This section offers some guidance on choosing from among the available
surrogate model types.

- For Surrogate Based Local Optimization
  (:dakkw:`method-surrogate_based_local`) with a trust region, a
  :dakkw:`model-surrogate-local-taylor_series` or
  :dakkw:`model-surrogate-multipoint-tana` approximation will probably
  work best. If you wish or need to use a global surrogate (not
  recommended) then consider
  :dakkw:`model-surrogate-global-gaussian_process` or possibly
  :dakkw:`model-surrogate-global-moving_least_squares`.

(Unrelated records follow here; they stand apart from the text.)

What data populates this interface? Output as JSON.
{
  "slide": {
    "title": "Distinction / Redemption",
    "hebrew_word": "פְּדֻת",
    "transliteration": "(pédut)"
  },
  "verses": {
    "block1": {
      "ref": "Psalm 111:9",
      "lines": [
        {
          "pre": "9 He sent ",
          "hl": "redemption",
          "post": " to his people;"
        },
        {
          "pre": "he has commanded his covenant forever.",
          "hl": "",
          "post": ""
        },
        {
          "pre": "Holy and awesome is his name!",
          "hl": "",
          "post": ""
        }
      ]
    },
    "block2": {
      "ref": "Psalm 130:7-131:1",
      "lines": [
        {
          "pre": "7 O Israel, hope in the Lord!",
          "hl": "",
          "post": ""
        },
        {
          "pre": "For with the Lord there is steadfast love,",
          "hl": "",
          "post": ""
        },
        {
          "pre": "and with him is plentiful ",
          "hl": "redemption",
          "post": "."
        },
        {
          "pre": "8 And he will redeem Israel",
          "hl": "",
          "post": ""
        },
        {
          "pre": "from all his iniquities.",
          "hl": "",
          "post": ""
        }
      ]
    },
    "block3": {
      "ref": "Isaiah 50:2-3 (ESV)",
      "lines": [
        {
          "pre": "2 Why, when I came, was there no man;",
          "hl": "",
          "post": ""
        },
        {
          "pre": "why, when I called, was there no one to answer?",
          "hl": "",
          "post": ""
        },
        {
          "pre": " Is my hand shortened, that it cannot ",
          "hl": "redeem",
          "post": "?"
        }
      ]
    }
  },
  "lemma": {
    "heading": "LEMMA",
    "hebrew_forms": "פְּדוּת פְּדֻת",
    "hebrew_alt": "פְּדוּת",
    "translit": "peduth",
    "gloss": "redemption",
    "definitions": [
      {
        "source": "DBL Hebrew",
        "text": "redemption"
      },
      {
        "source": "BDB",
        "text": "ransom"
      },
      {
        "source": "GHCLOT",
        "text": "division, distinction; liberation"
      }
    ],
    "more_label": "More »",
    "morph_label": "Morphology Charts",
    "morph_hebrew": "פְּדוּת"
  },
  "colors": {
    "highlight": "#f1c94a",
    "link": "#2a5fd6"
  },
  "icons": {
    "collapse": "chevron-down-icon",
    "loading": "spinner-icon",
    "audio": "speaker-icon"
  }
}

- For iterative surrogate-based global methods, including Efficient
  Global Optimization (EGO, :dakkw:`method-efficient_global`),
  Efficient Global Reliability Analysis (EGRA,
  :dakkw:`method-global_reliability`), EGO-based global interval
  estimation (EGIE, :dakkw:`method-global_interval_est` with option
  :dakkw:`method-global_interval_est-ego`), and EGO based
  Dempster-Shafer Theory of Evidence (:dakkw:`method-global_evidence`
  with option :dakkw:`method-global_evidence-ego`),
  :dakkw:`model-surrogate-global-gaussian_process`
  :dakkw:`model-surrogate-global-gaussian_process-surfpack` is the
  recommended and default approximation.  The Surfpack GP is likely to
  find a similar or more optimal value and/or use fewer true function
  evaluations than the alternative Dakota GP. However the Surfpack
  implementation will likely take more time to build at each iteration
  than the Dakota version. The
  :dakkw:`model-surrogate-global-use_derivatives` keyword is not
  recommended for use with EGO-based methods.

- When using a global surrogate to extrapolate, either the
  :dakkw:`model-surrogate-global-gaussian_process` with a polynomial
  trend function, or a quadratic or cubic
  :dakkw:`model-surrogate-global-polynomial` is recommended.

- When attempting to interpolate more than roughly 1000 training
  points, the build time of Gaussian process models may become
  prohibitive. A radial basis function network
  (:dakkw:`model-surrogate-global-radial_basis`) may provide a
  reasonable alternative, as might a stochastic collocation
  interpolant (:dakkw:`method-stoch_collocation`), if performing UQ.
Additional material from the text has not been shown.